Amabilidad

Dejen de estar tristes y enojados. No griten ni insulten a los demás. Dejen de hacer el mal.  Por el contrario, sean buenos y compasivos los unos con los otros, y perdónense, así como Dios los perdonó a ustedes por medio de Cristo.

Efesios 4 31-32 TLA

 

Hace un tiempo atrás tuve que priorizar de manera exacerbada mi amabilidad frente a una situación por demás incómoda. Había contratado un servicio a un especialista en esa área y en medio de su tarea me di cuenta de que estaba haciendo su trabajo muy por debajo de lo esperable. Al llegar y ver que el resultado no estaba siendo bueno, contuve mi reacción al punto en que sentí que dentro mío algo estallaba.

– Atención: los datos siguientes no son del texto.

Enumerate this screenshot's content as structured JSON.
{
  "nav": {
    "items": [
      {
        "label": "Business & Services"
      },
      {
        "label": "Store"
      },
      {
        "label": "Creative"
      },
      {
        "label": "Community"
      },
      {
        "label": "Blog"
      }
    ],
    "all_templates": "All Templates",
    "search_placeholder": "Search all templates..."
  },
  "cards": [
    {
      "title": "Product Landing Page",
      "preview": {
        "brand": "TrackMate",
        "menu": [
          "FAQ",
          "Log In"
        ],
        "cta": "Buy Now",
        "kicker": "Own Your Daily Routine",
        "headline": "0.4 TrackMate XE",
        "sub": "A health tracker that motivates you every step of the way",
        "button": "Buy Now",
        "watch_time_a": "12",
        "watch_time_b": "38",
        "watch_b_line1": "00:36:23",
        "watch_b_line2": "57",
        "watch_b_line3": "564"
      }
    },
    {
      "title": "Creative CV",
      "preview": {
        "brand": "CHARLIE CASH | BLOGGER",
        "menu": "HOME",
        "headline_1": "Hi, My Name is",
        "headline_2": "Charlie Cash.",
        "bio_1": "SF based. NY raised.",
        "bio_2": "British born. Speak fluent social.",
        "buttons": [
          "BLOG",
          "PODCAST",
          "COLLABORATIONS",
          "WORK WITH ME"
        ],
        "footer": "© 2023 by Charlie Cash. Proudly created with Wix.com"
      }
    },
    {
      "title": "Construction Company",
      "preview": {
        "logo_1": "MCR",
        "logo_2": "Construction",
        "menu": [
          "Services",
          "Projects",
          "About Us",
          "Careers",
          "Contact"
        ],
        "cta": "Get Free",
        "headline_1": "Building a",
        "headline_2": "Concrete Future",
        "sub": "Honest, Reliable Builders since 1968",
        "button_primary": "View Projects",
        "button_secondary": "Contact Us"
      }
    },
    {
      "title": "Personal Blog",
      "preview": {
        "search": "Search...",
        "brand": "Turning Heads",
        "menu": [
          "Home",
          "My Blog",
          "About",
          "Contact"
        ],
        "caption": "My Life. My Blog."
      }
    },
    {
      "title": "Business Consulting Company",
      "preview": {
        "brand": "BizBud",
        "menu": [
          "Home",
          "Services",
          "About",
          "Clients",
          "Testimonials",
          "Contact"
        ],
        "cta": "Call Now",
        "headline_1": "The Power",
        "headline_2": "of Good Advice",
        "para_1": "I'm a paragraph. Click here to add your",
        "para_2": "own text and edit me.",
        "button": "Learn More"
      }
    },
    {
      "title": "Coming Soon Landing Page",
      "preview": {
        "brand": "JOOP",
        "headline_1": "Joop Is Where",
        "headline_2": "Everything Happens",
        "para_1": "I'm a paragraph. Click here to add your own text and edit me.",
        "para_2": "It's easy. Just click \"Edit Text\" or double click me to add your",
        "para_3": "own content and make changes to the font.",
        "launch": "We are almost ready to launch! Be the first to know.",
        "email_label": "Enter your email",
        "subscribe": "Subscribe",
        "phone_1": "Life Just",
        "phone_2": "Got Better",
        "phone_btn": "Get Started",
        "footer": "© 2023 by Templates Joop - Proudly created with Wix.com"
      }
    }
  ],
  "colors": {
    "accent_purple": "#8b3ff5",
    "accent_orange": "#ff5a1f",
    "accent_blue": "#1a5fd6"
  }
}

Fui considerablemente amable, no hice comentarios y me fui pensando de qué manera podía solucionarlo después. A la noche me di cuenta de que el precio de mi amabilidad me había provocado un derrame ocular. Pasaron varios días hasta que mi ojo quedó limpio, y cada vez que me miraba volvía a recordar el valor de no crear un conflicto. La amabilidad se asocia con el buen carácter, hay personas que consideramos naturalmente amables, pero creo que como todas las características de un hijo de Dios llevan un trabajo e intención.

El arzobispo Desmond Tutu, conocido por su lucha contra el “apartheid en Sudáfrica” (un conjunto de leyes que establecían un sistema desigual y discriminaban a la población negra e india de Sudáfrica durante gran parte del siglo pasado), mostró una notable amabilidad y perdón hacia aquellos que lo habían oprimido. Su enfoque en la reconciliación y su disposición a perdonar a los perpetradores del apartheid reflejan una profunda comprensión de la amabilidad y el amor cristiano. En su trabajo con la Comisión de la Verdad y Reconciliación, Tutu promovió la justicia restaurativa en lugar de la venganza. Su vida y ministerio son un testimonio vivo de cómo la amabilidad puede transformar sociedades y sanar heridas profundas.

Cuando leí acerca de este arzobispo me di cuenta de que mi amabilidad no había sido tan notable y pensé cómo muchas veces no se había notado. La amabilidad es una virtud fundamental para cualquier discípulo de Jesús. A lo largo de las Escrituras, vemos cómo el amor de Dios se refleja en la amabilidad y cómo es esencial mostrarlo a otros.

Jesús, al contar la parábola del samaritano describió a un hombre amable y piadoso. No me imagino al benefactor cargando al herido en su cabalgadura protestando por tener que ayudar, ni decirle al dueño del mesón: “¡Qué fastidio tener que pagar por algo que no uso personalmente!”. La misericordia en bondadosa y amable. Se refleja en los gestos, el semblante y hasta la postura física.

Hoy te dejo esta pregunta para que te respondas a vos mismo o, si te animás se la hagas a alguien que te conoce bien: ¿soy amable y se nota?